Constitutional Position of the Irish Parliament before the Union.

The demand is at present framed by the official Nationalists under the formula, "Full executive and legislative control of Irish affairs." Let us consider (1) the Legislative, (2) the Executive demand. It should be remembered that in 1782 there was no Police Force; the Irish Army then performed the duties of keeping the King's peace now discharged by the Royal Irish Constabulary. "By the Constitution of 1782 the Irish Parliament was rendered free and independent; it could no longer be controlled or interfered with by the Parliament of Great Britain. There was no limit imposed upon the subject-matter of debate or legislation. Whatever was within the province of a National Parliament might come before it. Its relations to Great Britain and the British Parliament were substantially the same as before 1707 the relations had been of the Parliament of Scotland to England."[1]

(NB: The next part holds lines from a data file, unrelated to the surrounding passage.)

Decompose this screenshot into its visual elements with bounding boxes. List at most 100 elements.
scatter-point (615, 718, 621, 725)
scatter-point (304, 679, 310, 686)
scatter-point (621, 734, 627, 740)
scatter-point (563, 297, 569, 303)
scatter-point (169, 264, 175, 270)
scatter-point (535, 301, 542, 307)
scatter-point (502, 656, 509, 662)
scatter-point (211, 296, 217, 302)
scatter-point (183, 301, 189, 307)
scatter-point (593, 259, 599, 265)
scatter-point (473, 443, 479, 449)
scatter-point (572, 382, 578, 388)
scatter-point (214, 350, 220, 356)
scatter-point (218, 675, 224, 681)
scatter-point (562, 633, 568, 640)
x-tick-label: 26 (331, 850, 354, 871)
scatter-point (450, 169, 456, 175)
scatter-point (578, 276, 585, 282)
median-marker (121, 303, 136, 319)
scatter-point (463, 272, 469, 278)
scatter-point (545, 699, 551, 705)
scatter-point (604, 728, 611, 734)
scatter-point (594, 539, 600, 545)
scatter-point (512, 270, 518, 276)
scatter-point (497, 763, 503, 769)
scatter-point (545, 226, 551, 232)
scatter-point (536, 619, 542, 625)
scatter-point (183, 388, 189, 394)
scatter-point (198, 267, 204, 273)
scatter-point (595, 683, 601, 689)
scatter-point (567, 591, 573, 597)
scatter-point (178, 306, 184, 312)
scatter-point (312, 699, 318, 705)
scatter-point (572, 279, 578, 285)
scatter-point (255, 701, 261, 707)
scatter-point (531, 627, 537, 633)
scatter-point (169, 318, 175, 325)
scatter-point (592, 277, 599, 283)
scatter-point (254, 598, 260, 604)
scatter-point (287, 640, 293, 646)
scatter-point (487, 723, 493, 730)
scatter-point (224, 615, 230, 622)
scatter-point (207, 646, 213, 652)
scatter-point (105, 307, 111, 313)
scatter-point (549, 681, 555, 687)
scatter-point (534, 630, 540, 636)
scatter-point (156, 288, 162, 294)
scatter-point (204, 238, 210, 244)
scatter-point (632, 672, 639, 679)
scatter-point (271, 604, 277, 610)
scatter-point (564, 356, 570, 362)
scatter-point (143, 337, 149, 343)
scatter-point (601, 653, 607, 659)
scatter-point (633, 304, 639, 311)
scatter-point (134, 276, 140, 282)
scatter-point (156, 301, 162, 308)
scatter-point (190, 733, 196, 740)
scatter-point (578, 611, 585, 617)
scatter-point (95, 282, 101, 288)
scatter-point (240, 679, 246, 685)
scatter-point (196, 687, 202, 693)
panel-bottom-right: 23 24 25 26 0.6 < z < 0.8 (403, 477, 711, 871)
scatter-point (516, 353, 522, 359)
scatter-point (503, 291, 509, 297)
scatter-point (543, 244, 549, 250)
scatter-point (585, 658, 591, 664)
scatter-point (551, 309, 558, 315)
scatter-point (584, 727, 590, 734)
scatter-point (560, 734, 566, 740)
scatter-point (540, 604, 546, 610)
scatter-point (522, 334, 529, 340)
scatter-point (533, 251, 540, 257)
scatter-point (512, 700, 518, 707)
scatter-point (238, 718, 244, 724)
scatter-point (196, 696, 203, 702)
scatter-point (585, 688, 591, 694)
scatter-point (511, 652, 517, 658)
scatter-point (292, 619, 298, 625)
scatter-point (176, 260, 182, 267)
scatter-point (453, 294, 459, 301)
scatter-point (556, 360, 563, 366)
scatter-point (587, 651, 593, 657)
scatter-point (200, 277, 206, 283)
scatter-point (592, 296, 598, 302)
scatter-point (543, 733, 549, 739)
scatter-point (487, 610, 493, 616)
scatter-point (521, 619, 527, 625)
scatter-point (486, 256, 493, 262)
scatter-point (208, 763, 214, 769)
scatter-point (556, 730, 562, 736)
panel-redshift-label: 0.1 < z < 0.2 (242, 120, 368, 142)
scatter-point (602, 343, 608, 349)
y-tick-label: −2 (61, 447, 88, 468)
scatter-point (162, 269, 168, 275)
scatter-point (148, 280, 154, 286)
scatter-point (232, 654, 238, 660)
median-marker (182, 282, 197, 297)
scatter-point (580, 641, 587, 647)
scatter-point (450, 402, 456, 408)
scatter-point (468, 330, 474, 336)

In the Irish Constitution of 1782 there was no provision for the case of a disagreement in policy between the Parliaments of Great Britain and Ireland. They were equal and co-ordinate without any paramount authority being provided to over-rule or reconcile them. No matter how injurious to British interests the intended legislation of the Irish Parliament might be, the only restraint upon it which the Constitution provided for the British Government was the power of refusing to return under the Great Seal of Great Britain the Bill sent over,

  1. Ball, Irish Legislative Systems, pp. 137, 138.